Saturday, April 11, 2009

Pants crisis

  Here is a screen shot of glamorous movie star Julia Roberts in the 1989 movie "Steel Magnolias." Please note that she is not supposed to be wearing her husband's clothes here; she's just wearing the high pants and big shirts that I remember so well from high school.
  I'm not saying I want pants like these.

  Though my mom jeans come close. I got them at Goodwill and still wear them. Looking at this picture, I think I should stop tucking shirts into these pants. I don't was my breasts to hang below my waist band, and with these pants, I fear I run that risk.

  I bought some orange corduroy pants online and wear them a lot. It occurred to me one day that really, they're too big. I held out the waistband to assess how big they are and surprised myself. "What am I doing wearing these pants?" I wondered. I had my daughter take a picture, which looks like it's out of a weight-loss ad.
  Yet I still wear the pants.

  I recently bought some news pants at Sam's Club. (Sam's Club, yeah, I know, whatever.) There is nowhere to try on pants at Sam's Club, but I was pretty sure they'd fit.
  I didn't know until I got home that I'd just bought low pants. I don't want low pants! I'm 38 years old, and I don't want to show off my mother-of-three tummy stretch marks, not to mention the paunchy thing that happens when I sit down. Of course, that's just what's going on in the front.

  In the back, the low pants show off my red plaid underwear that I bought at the Victoria's Secret after-Christmas sale. I'd rather keep them my secret.
  I could bend over further and show off my butt, but this isn't that kind of blog.
  Am I going to have to go to a store and try on pants and spend brand-new-pants kind of money on them? My leanings right now are to start making my own pants instead. Or troll the Goodwill more carefully. There must be a pair of pants out there that fits me.

  I suppose low pants can look good if you're standing there having your picture taken, but if you're trying to move around and sit down? No. Not so good.
  On the other hand, if Julia Roberts has evolved, why can't I? Don't answer that.

Wednesday, April 8, 2009

At long last


  A lot of attention is paid to “happy firsts” in a child’s life. The first smile, first laugh, steps, words, tooth are gladly anticipated and marked in baby books. But today I’m thinking about “happy lasts.”
  Happy lasts are harder to keep track of. It can be several months before you realize, “Wow, it's been months since she did that.”
  Some candidates for happy lasts would include the last time a child spilled milk, wet the bed, got lost in a store, drew on the walls.
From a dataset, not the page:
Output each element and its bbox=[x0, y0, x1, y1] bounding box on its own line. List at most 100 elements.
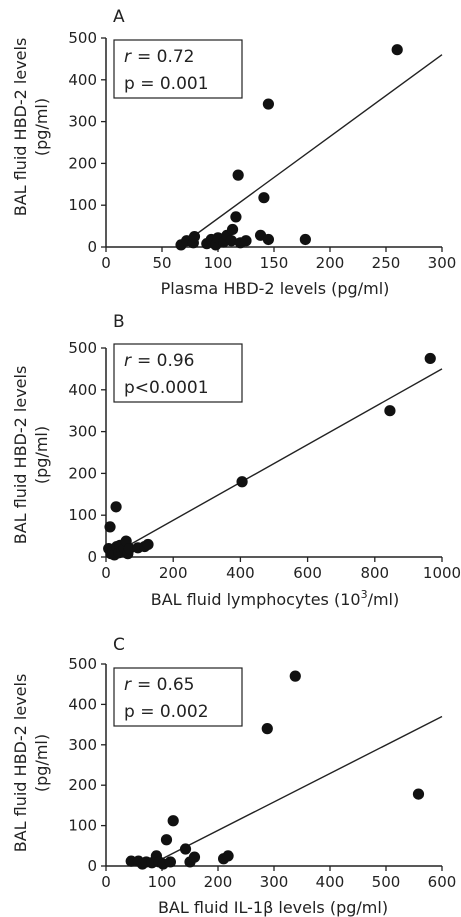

My biggest would be the last time they hit me in the face with their head. Still waiting for that one.
  My 4-year-old hung onto that first-thing-in-the-morning nursing for a long time. She would climb into bed with me and nurse for literally less than a minute. I was usually too sleepy to even wake up. The she’d go back to sleep for awhile, until we both got up.
  The last time she did this, she nursed as usual, then let go abruptly and said loudly, “I won't be doing that anymore.” Then she rolled over and went back to sleep. I found the complexity of her verb tense amusing, considering what she was talking about.
  I didn’t believe her, but months later, I see that she was right. It’s nice to have a clear memory of the last time she nursed. And it is a happy last; I don’t miss it one bit.